The financial planners wanted physicians to be forbidden from accepting gifts from drug companies – but saw no reason why financial planners should be prevented from taking comparable freebies from fund companies.

I first encountered this bias 15 years ago, when I attended a conference for financial advisers hosted by a big brokerage firm. At dozens of booths on the exhibit floor, mutual-fund companies handed out stuff like baseball caps, coffee mugs, candy, key chains, letter openers, notepads, pens, pencils, Rubik’s cubes, T-shirts, mini-flashlights, water bottles, yo-yos, baseballs, golf balls, gumballs, squeezy stress balls and countless other trinkets emblazoned with the names and logos of the fund sponsors.

I wrote an article (no longer available online) suggesting that financial advisers might be compromising their objectivity by accepting all this swag.

The next day, in one of the sessions, an adviser began his speech by ridiculing my post. He reached into the storage compartment of the podium and yanked out one of his freebies after another.

“Can you believe,” he asked the audience of advisers as he clapped a fund hat on his head, “that anyone could possibly think our integrity can be bought for the price of a lousy baseball cap?” The crowd hissed and booed.

What he and his audience missed, of course, is that the fund companies wouldn’t have spent all that money on swag in the first place unless they thought it would sway the financial advisers who took it.

American companies are believed to spend roughly $20 billion annually on swag. No one knows how much of that is spent by financial companies, although $4 billion to $5 billion probably isn’t a bad guess.

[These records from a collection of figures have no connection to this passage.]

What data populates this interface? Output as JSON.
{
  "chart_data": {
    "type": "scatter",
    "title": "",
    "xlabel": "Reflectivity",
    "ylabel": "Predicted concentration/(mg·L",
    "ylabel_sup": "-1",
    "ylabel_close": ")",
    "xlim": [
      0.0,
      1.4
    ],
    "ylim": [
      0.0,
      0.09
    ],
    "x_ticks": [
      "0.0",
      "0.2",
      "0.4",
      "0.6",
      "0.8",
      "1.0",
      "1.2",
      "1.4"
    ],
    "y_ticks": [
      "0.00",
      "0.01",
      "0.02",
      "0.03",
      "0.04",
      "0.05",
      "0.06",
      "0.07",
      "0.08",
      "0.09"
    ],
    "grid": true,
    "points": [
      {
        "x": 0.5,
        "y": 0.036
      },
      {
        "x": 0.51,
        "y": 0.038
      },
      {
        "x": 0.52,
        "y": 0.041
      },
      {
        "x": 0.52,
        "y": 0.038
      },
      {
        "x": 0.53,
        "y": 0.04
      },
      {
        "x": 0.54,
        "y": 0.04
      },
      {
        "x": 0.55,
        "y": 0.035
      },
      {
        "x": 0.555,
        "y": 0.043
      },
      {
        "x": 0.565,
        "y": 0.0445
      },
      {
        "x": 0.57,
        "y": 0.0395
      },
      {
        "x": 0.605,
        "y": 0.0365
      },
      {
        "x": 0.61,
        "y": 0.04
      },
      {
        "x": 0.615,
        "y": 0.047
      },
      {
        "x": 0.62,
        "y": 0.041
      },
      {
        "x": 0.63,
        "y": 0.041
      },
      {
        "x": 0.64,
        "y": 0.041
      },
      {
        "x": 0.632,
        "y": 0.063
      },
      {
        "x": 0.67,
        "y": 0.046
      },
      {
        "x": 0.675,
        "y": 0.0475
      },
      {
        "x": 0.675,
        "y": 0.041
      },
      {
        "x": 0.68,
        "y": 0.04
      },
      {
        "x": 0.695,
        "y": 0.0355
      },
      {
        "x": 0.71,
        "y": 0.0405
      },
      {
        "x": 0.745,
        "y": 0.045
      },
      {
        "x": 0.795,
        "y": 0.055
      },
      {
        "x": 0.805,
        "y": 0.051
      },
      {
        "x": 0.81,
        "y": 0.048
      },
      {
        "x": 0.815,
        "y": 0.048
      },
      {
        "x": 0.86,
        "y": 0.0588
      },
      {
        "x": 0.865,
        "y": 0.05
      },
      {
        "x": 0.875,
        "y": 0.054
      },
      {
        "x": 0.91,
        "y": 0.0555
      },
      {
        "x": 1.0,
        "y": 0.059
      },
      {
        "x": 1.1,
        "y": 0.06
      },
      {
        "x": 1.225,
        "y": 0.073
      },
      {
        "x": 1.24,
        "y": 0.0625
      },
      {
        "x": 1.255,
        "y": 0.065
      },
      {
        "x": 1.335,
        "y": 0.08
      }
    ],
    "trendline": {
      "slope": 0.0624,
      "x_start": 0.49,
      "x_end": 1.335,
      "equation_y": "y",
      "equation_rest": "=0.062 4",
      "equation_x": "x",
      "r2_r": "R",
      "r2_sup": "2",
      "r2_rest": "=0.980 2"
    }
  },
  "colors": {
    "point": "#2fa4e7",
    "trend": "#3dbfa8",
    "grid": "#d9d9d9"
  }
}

And it is money well-spent: Neuroeconomics experiments have shown that brand logos, once they are familiar, automatically activate the reward centers of the brain. By wearing that baseball cap, that adviser was bound to become predisposed toward the company’s mutual funds, no matter how vehemently he denied that it could happen.

Go to any brokerage or financial-planning conference today, and you will be confronted with a swagfest that beggars what I saw 15 years ago — as this hilarious video from my colleague Charles Passy shows.

If you step into an adviser’s office and see freebies scattered about, that’s a red flag: There’s a good chance that this person can’t be objective in recommending investments on the merits alone. And there’s almost no chance that he or she will be able to admit it.

It’s probably impractical to banish small gifts completely. But if I had my wish, codes of ethics throughout the financial industry — and journalism — would be changed to discourage small gifts as strongly as they discourage big ones.